I Pg Carmelo Zuccaro, Nicolò Marino e Giovannella Scaminaci hanno chiesto di rinviare dinanzi alla Corte d’assise il boss Aldo Ercolano. L’inchiesta, si ricorda, fu avocata dalla Procura generale. Poi come detto di recente è cambiato il giudice e l’udienza prosegue. Ercolano è difeso dagli avvocati Valeria Rizzo e Fabio Federico.

Il movente e le estorsioni

Il movente, in qualche modo la spiegazione più battuta sin da subito, è tuttavia ancora presunto. E riguarderebbe il pizzo alle acciaierie Megara. Erano anni di terrore: il duplice omicidio avviene a Bicocca il 31 ottobre 1990.

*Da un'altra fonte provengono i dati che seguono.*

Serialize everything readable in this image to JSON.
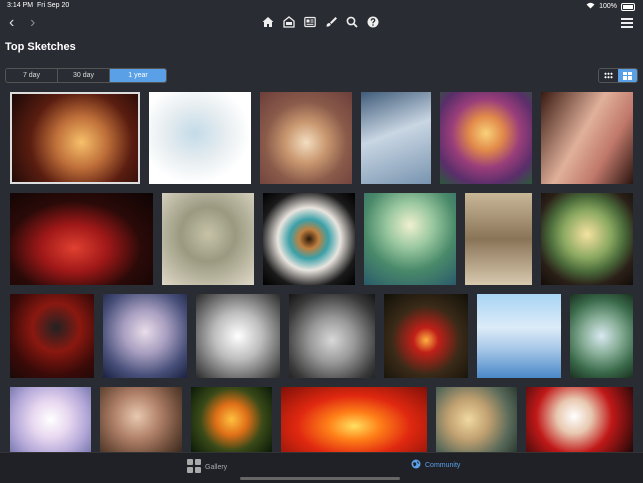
{
  "status": {
    "time": "3:14 PM",
    "date": "Fri Sep 20",
    "battery": "100%"
  },
  "toolbar": {
    "back": "‹",
    "forward": "›"
  },
  "title": "Top Sketches",
  "segments": [
    "7 day",
    "30 day",
    "1 year"
  ],
  "selected_segment": "1 year",
  "tabs": {
    "gallery": "Gallery",
    "community": "Community"
  },
  "colors": {
    "accent": "#5aa0e6",
    "background": "#2a2c33"
  }
}
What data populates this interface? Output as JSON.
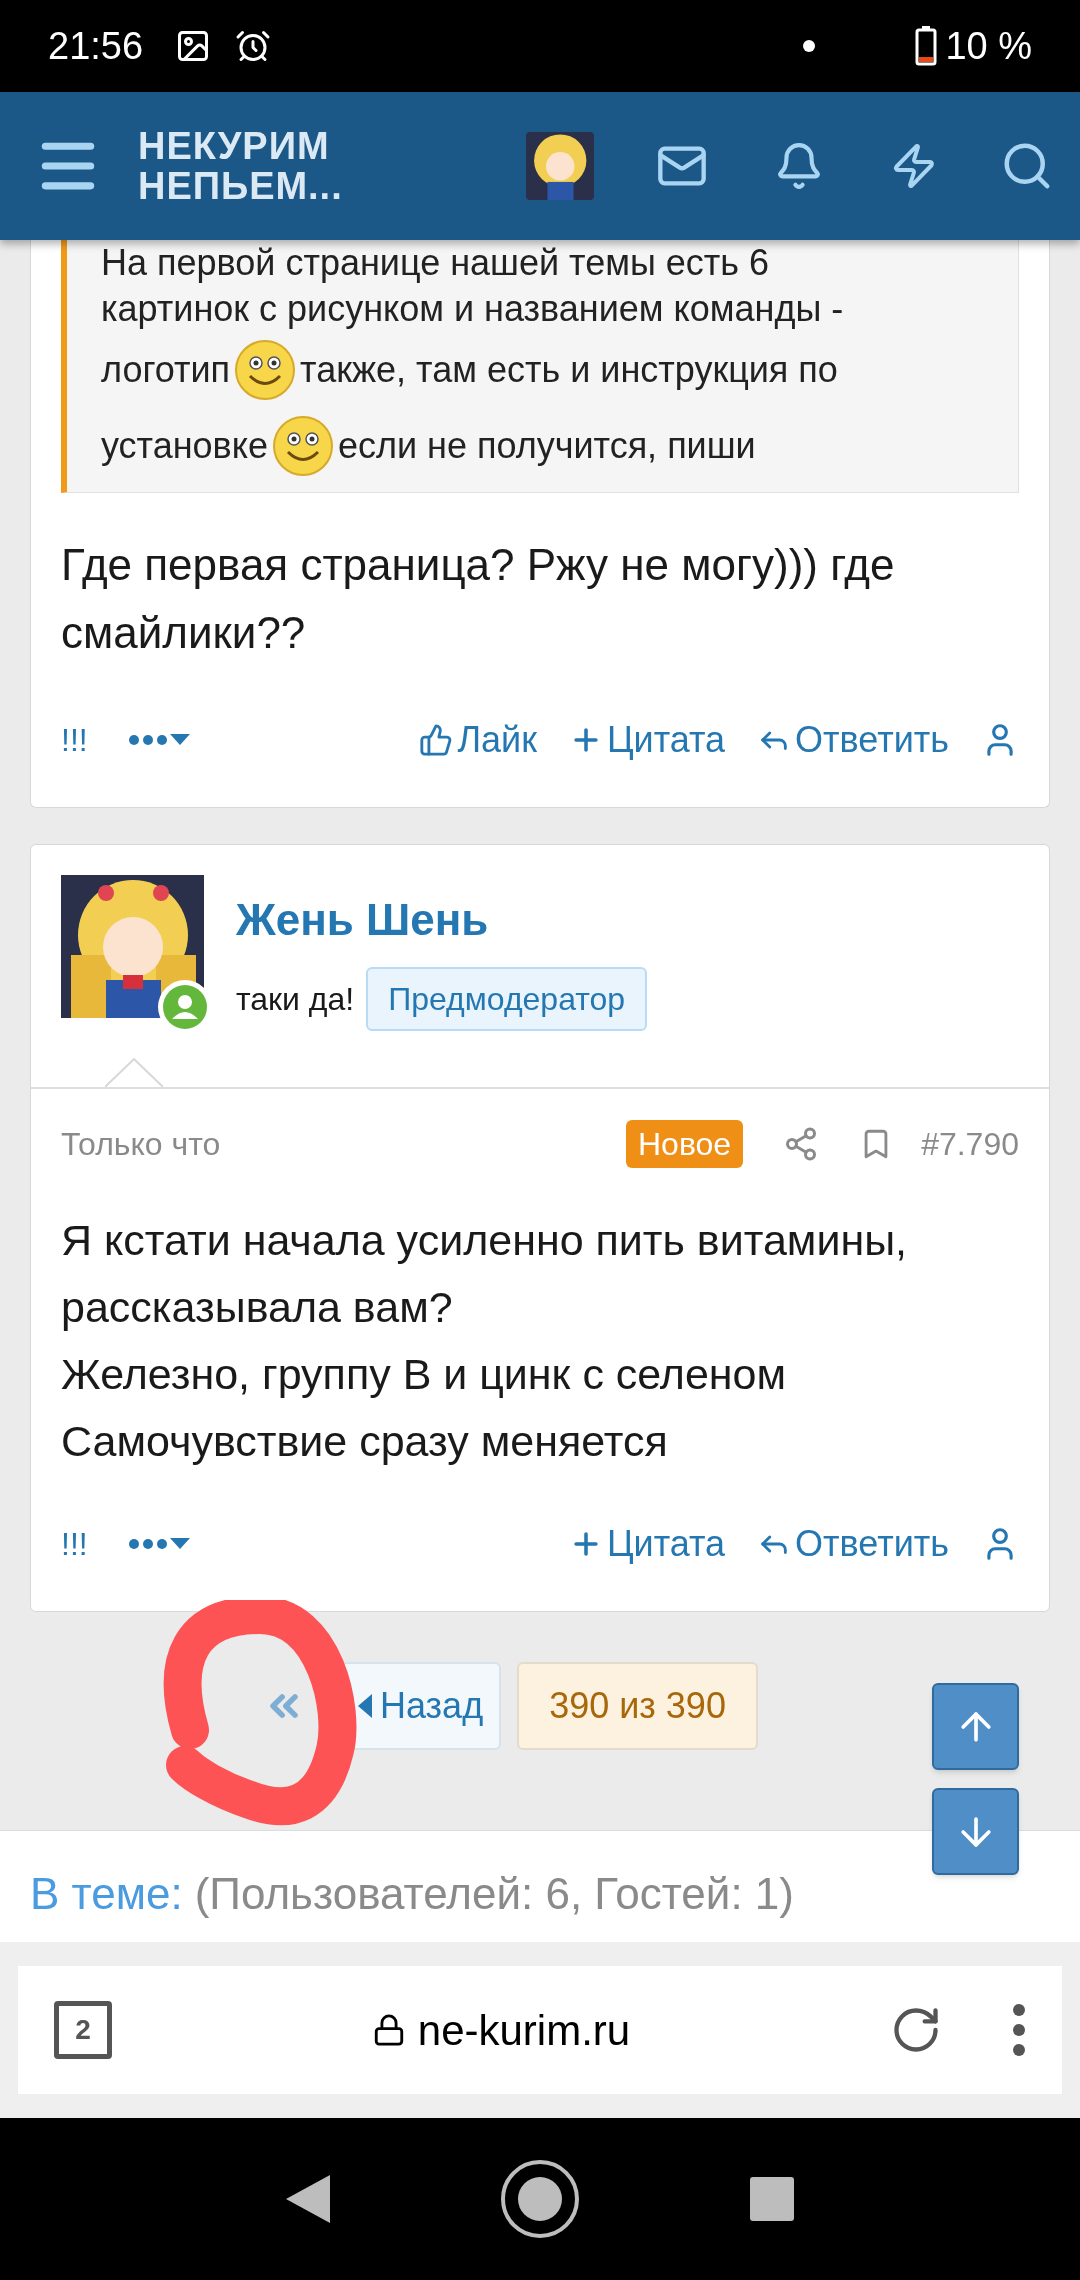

Anni in cui gli imprenditori si trovavano quasi sempre a dover pagare. Le Acciaierie Megara avevano detto di no agli uomini del racket. E una ribellione non era consentita: sarebbe stato un messaggio devastante in quegli anni per la mafia. I killer non furono mai individuati. Quello che sostiene la Procura di Catania, tuttavia, è che dopo il delitto le Acciaierie Megara iniziarono a pagare.

Le altre richieste di rinvio a giudizio

La Procura generale ha chiesto il processo di altri quattro imputati accusati di estorsione aggravata dall’avere favorito Cosa nostra, reati contestati anche ad Aldo Ercolano. Sono Vincenzo Vinciullo, Antonio Alfio Motta, Francesco Tusa e Leonardo Greco. L’accusa delinea anche il ruolo che ciascun imputato avrebbe avuto.

Aldo Ercolano, con il padre, il capomafia defunto ‘Pippo’, avrebbe avuto il ruolo di mandante della tangente mafiosa, Greco, invece, di organizzatore, Tusa e Motta di ‘riscossori’ e Vinciullo di ‘negoziatore’. I quattro presunti estorsori sono difesi dagli avvocati Isabella Barone, Giovanna Beatrice Araniti, Francesco Strano Tagliareni e Salvatore Catania Milluzzo.

L’omicidio e le aggravanti

Per gli investigatori, Aldo Ercolano, ritenuto ideatore e organizzatore del duplice omicidio, agì “con premeditazione” e per motivi abietti. I motivi? “Garantire il predomino nel territorio catanese e i vantaggi economici alla famiglia catanese di Cosa Nostra”. E “assicurarsi il profitto dell’estorsione alle Acciaiere Megara che poi è partita da gennaio 1991″.

L’inchiesta è stata condotta dal nucleo di Polizia giudiziaria interforze e della Dia di Catania. Ercolano, va ricordato, è uno degli assassini che uccisero Pippo Fava, è ergastolano per mafia e diversi delitti. Ora torna alla sbarra.

La Dda ipotizza che le estorsioni alle Acciaierie Megara sarebbero state commesse in concorso con esponenti di spicco di Cosa nostra, tutti morti. Tra di essi Bernardo Provenzano, Pippo Ercolano, Nicolò Greco, Lucio Tusa e Luigi Ilardo. Tra le minacce, oltre alle telefonate minatorie, anche il posizionamento di proiettili sul sedile di un dirigente e nel giardino della moglie di Rovetta. L’omicidio, dunque, è contestato solo a Aldo Ercolano.